Et la profonde houle et l’océan de blé.

chantait Péguy. Et me recueillant, j’attendais.

 

Villette : halte. Quatre maisons tapis dans un vallon. Je descends. Une église ? Non. Alors je décide de déjeuner. Quels délices ce déjeuner dans ce hameau perdu au cœur de la vieille France et que ce pain était bon qui sentait le terroir ! Ainsi, au long de la route, les gais compagnons jadis faisaient halte au hameau avant de reprendre leur lourd fardeau sur les Routes de France.

Sur les routes de France, oui gaiement je marchais. Serrant mon veston, je narguais le vent froid de la nuit car déjà le soleil inondait la vallée. Une pente, la route monte vers le ciel en coupant un bocage, que vais-je voir derrière sur l’horizon ? Une voix me dit qu’elle est là…

Elle y était ! Dressée là bas sur l’horizon avec ses deux clochers qui pointaient vers le Ciel, enveloppée de brouillard pâle où filtrait le lointain soleil, vision si douce de la plaine infinie, si française : je veux parler de cette lumière légère de l’Ile de France qui m’enchante toujours au sortir de la Provence. Je lui tendais les bras, j’avais l’impression de me volatiliser.

Notre Dame de Chartres, Notre Dame de France, Notre Dame de la Plaine, après tant de siècles d’histoire, me voici à mon tour, je viens à vous perdu sur les routes de France, exilé, frissonnant sous la rafale, à travers cette plaine que vous avez bénie. Tout haut, je commençais un chapelet, seul dans les champs infinis et, à chaque grain, le soleil montait merveilleusement. La plaine s’illuminait, les herbes frissonnantes lançaient des étincelles et, dans les blés naissants, éclataient les coquelicots. Je me fis un bouquet d’églantines et de bleuets, deux à chaque poche et je marchais sur la route de saint Louis, les yeux fixés sur la Cathédrale. Oh ! le merveilleux chapelet parfumé des guérets de Beauce, prestigieux quand j’y songe maintenant : j’étais, je crois, un peu fou. Notre Dame de Chartres, avais-je tort ?

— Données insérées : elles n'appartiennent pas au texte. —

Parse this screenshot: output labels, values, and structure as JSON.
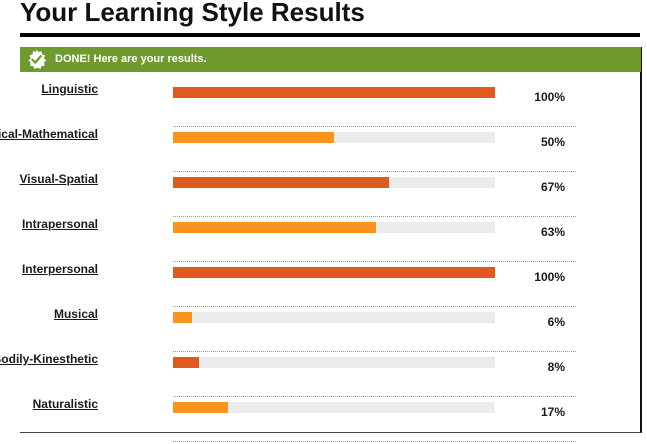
{
  "page": {
    "title": "Your Learning Style Results"
  },
  "banner": {
    "text": "DONE! Here are your results.",
    "icon": "check-badge-icon"
  },
  "colors": {
    "banner_green": "#6e9a2e",
    "bar_dark_orange": "#e05a1f",
    "bar_light_orange": "#f7931e",
    "bar_track": "#ebebeb"
  },
  "results": [
    {
      "label": "Linguistic",
      "percent_text": "100%",
      "value": 100,
      "color": "#e05a1f"
    },
    {
      "label": "Logical-Mathematical",
      "percent_text": "50%",
      "value": 50,
      "color": "#f7931e"
    },
    {
      "label": "Visual-Spatial",
      "percent_text": "67%",
      "value": 67,
      "color": "#e05a1f"
    },
    {
      "label": "Intrapersonal",
      "percent_text": "63%",
      "value": 63,
      "color": "#f7931e"
    },
    {
      "label": "Interpersonal",
      "percent_text": "100%",
      "value": 100,
      "color": "#e05a1f"
    },
    {
      "label": "Musical",
      "percent_text": "6%",
      "value": 6,
      "color": "#f7931e"
    },
    {
      "label": "Bodily-Kinesthetic",
      "percent_text": "8%",
      "value": 8,
      "color": "#e05a1f"
    },
    {
      "label": "Naturalistic",
      "percent_text": "17%",
      "value": 17,
      "color": "#f7931e"
    }
  ]
}
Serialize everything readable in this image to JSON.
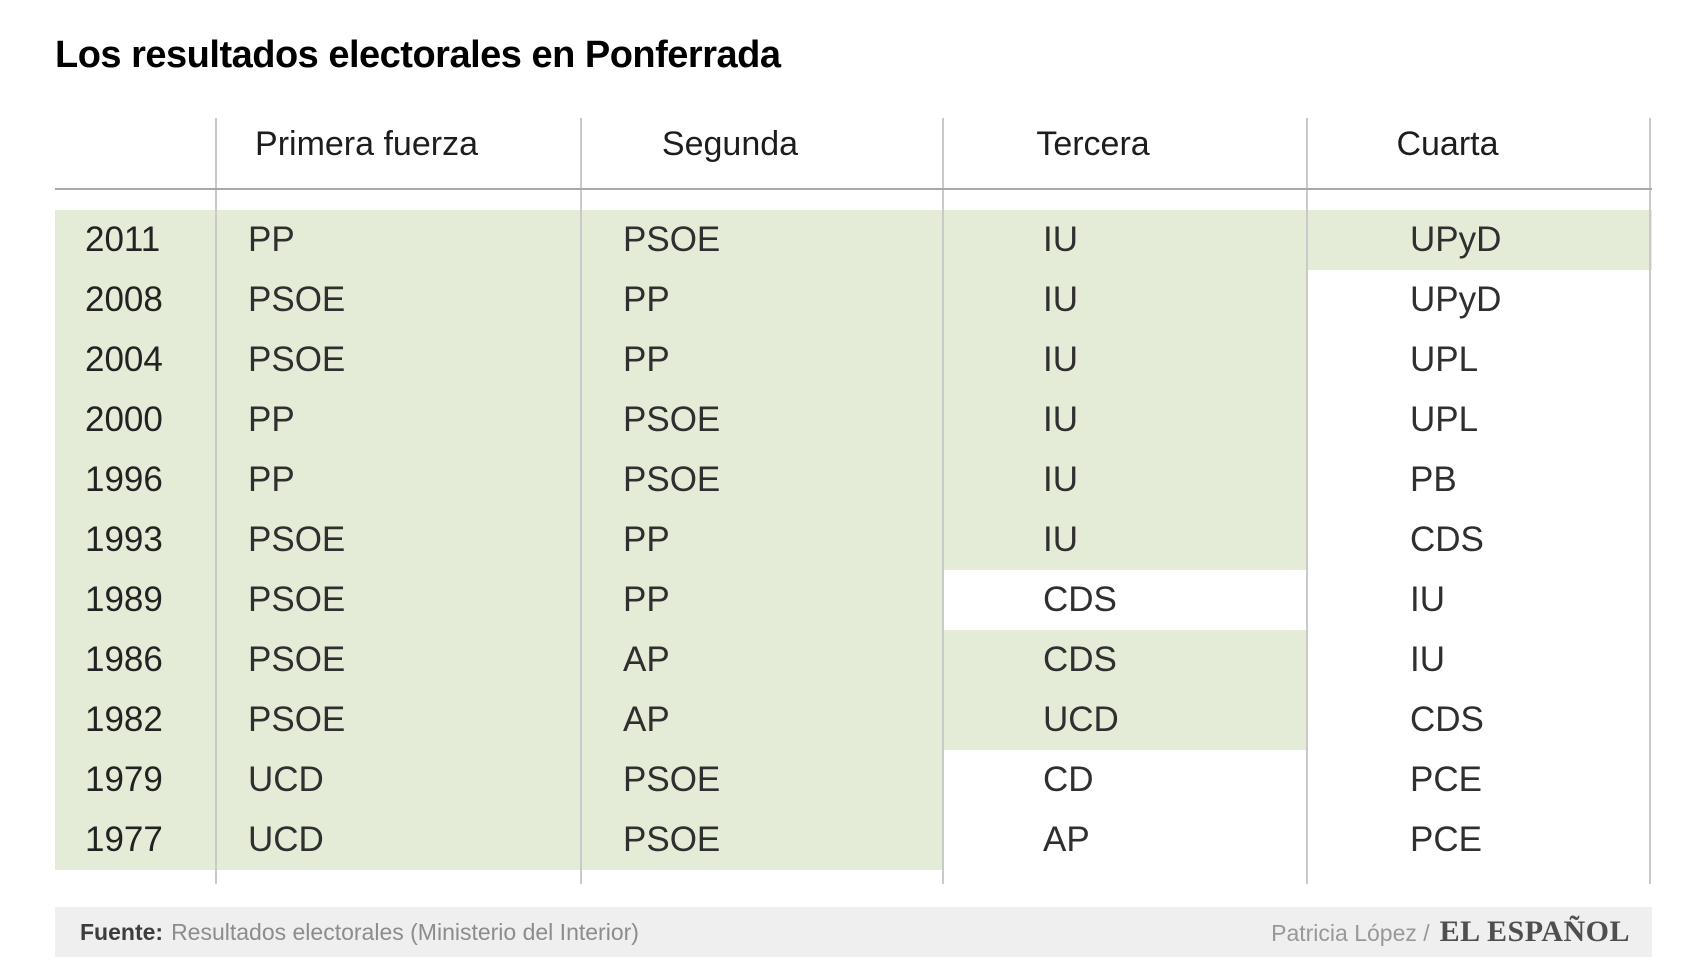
{
  "title": "Los resultados electorales en Ponferrada",
  "chart_data": {
    "type": "table",
    "title": "Los resultados electorales en Ponferrada",
    "columns": [
      "",
      "Primera fuerza",
      "Segunda",
      "Tercera",
      "Cuarta"
    ],
    "rows": [
      {
        "year": "2011",
        "cells": [
          "PP",
          "PSOE",
          "IU",
          "UPyD"
        ],
        "highlight": [
          true,
          true,
          true,
          true,
          true
        ]
      },
      {
        "year": "2008",
        "cells": [
          "PSOE",
          "PP",
          "IU",
          "UPyD"
        ],
        "highlight": [
          true,
          true,
          true,
          true,
          false
        ]
      },
      {
        "year": "2004",
        "cells": [
          "PSOE",
          "PP",
          "IU",
          "UPL"
        ],
        "highlight": [
          true,
          true,
          true,
          true,
          false
        ]
      },
      {
        "year": "2000",
        "cells": [
          "PP",
          "PSOE",
          "IU",
          "UPL"
        ],
        "highlight": [
          true,
          true,
          true,
          true,
          false
        ]
      },
      {
        "year": "1996",
        "cells": [
          "PP",
          "PSOE",
          "IU",
          "PB"
        ],
        "highlight": [
          true,
          true,
          true,
          true,
          false
        ]
      },
      {
        "year": "1993",
        "cells": [
          "PSOE",
          "PP",
          "IU",
          "CDS"
        ],
        "highlight": [
          true,
          true,
          true,
          true,
          false
        ]
      },
      {
        "year": "1989",
        "cells": [
          "PSOE",
          "PP",
          "CDS",
          "IU"
        ],
        "highlight": [
          true,
          true,
          true,
          false,
          false
        ]
      },
      {
        "year": "1986",
        "cells": [
          "PSOE",
          "AP",
          "CDS",
          "IU"
        ],
        "highlight": [
          true,
          true,
          true,
          true,
          false
        ]
      },
      {
        "year": "1982",
        "cells": [
          "PSOE",
          "AP",
          "UCD",
          "CDS"
        ],
        "highlight": [
          true,
          true,
          true,
          true,
          false
        ]
      },
      {
        "year": "1979",
        "cells": [
          "UCD",
          "PSOE",
          "CD",
          "PCE"
        ],
        "highlight": [
          true,
          true,
          true,
          false,
          false
        ]
      },
      {
        "year": "1977",
        "cells": [
          "UCD",
          "PSOE",
          "AP",
          "PCE"
        ],
        "highlight": [
          true,
          true,
          true,
          false,
          false
        ]
      }
    ],
    "legend_position": "none",
    "grid": "column-dividers"
  },
  "footer": {
    "source_label": "Fuente:",
    "source_text": "Resultados electorales (Ministerio del Interior)",
    "credit": "Patricia López /",
    "brand": "EL ESPAÑOL"
  },
  "colors": {
    "highlight_green": "#e4ecd7",
    "footer_bg": "#efefef",
    "divider": "#c9c9c9",
    "header_line": "#a9a9a9"
  }
}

J’avais emporté du miel de l’oncle Etienne et j’en suçais un peu : dans les champs, c’est le meilleur moyen de se faire papillon. Et la basilique se rapprochait, toujours plus haute dans le ciel bleu. Pas de maison : on ne voit qu’elle au-dessus des arbres. C’est vraiment le cœur de la plaine, tout converge vers ELLE.

J’avançais lentement maintenant. Le dirais-je ? j’avais peur du faubourg, j’hésitais à quitter les champs. Notre Dame des Moissons, il fait si bon vous prier au milieu des pâquerettes ! Vous êtes si belle ainsi, reine des champs infinis, vos clochers sont si hardis, si francs dans l’azur avec une étincelle à leur pinacle…

Mais il n’y eut pas de faubourg[1] ! Oh joie ! Par une allée royale, on arrive sur les berges verdoyantes de l’Eure, l’Eure voluptueuse et nonchalante qui se traîne au milieu des prairies en baisant les saules pleureurs. Mais voici, voici le comble ! Oh ! quel battement d’âme quand j’entrevis la vieille muraille, la porte crénelée, les tours, le pont-levis. Enfin j’entrais dans une ville par la porte : mon rêve.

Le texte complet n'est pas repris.